One should hope, that in any tradition, or any walk of life for that matter, that when one accepts someone as a teacher, they receive one who is more concerned about dilution and confusion than about control.
The dharma is free. You can learn from the Buddha...
A small problem with this is the fact that the Buddha is dead, but anyway...
Eh, one can learn from the Buddha's teachings, and use them to realize the Buddha within, without the need for a living teacher.
Let's not forget that without the Buddha, there is no Buddhism. Thus, all of the various (real) branches of Buddhism are branches of the original tree of Shakyamuni Buddha. So if one cannot learn directly from the source (since he's dead), and one cannot learn from the teachings of the source (whether those teachings are from the sutras themselves or from living masters), then how do you suppose one will learn?

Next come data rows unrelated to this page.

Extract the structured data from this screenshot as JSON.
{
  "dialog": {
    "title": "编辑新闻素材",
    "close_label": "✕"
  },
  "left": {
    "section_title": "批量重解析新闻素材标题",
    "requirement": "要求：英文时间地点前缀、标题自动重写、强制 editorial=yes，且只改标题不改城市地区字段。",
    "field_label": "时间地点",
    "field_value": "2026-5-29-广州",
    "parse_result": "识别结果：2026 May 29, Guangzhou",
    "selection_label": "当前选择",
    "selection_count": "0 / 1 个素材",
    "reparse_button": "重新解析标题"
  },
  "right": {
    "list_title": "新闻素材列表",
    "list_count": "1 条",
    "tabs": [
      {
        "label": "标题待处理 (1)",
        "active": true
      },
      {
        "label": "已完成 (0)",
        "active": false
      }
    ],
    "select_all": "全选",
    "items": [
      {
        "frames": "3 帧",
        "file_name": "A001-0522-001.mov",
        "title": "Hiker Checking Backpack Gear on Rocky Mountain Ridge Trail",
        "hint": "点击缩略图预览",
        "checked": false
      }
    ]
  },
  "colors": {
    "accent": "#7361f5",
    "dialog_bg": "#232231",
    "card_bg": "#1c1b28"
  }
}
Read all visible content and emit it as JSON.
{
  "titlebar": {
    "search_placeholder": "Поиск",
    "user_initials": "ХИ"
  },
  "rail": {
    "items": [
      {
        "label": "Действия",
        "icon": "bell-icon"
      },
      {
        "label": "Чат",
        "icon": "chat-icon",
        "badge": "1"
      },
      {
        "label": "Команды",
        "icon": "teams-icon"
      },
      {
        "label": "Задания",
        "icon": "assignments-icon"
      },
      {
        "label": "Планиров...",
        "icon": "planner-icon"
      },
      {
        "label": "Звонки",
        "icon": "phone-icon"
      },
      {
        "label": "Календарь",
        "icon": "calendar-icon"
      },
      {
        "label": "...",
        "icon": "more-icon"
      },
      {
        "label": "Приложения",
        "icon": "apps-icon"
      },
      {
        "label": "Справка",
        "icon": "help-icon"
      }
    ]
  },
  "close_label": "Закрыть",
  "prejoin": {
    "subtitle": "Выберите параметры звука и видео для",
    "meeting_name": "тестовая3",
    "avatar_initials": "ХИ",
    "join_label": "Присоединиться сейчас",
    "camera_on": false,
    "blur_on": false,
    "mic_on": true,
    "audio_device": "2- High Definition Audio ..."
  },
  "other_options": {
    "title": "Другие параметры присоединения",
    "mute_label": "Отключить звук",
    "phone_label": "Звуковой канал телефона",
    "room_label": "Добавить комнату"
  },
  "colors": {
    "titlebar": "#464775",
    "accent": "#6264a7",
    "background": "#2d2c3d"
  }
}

All I'm saying is that a teacher, or living master, is not necessary in order to achieve an Awakened state. It might be necessary in order to be a "Vajrayana Buddhist", or in order to adhere to any other of the many sets of teachings and practices perpetuated throughout history, but not necessary for Awakening.
...without any sort of formal sangha...
According to which tradition? In every tradition I now of one goes for refuge to the three jewels: Buddha, Dharma and Sangha.
Of course. If you view the sangha as a separate set of communities, lineages, and cliques, by all means. Then you have "sangha X, sangha Y, sangha Z, sangha ..." ad nauseum.
I don't view it that way. I recognize that there are individual lineages, and various teachings within them, and I'm perfectly okay with that. But I view the sangha on the global scale. I don't decide to pick 10 or 20, or 1,000 people out of the entire human populace, and call them "my sangha" so that I can feel better in my devotional choices.
It's one world, one human population, one sangha. Please note that I did say "formal sangha", which would infers a specific lineage or community.
Since you brought up Vajrayana, the Dalai Lama is quoted as saying, "I am a citizen of the world." Do you think that he views the sangha only as those around him who adhere to Vajrayana Buddhism? Certainly he sees it as a part of the sangha, but the entire ideal of the bodhisattva is to honor every sentient being, is it not? That being the case, such separations between this lineage and that lineage are only useful in a conventional sense.
...and then you have no vows to remain quiet about anything.
Unless you are practicing Vajrayana.
Again, the OP said nothing about Vajrayana, and neither did I.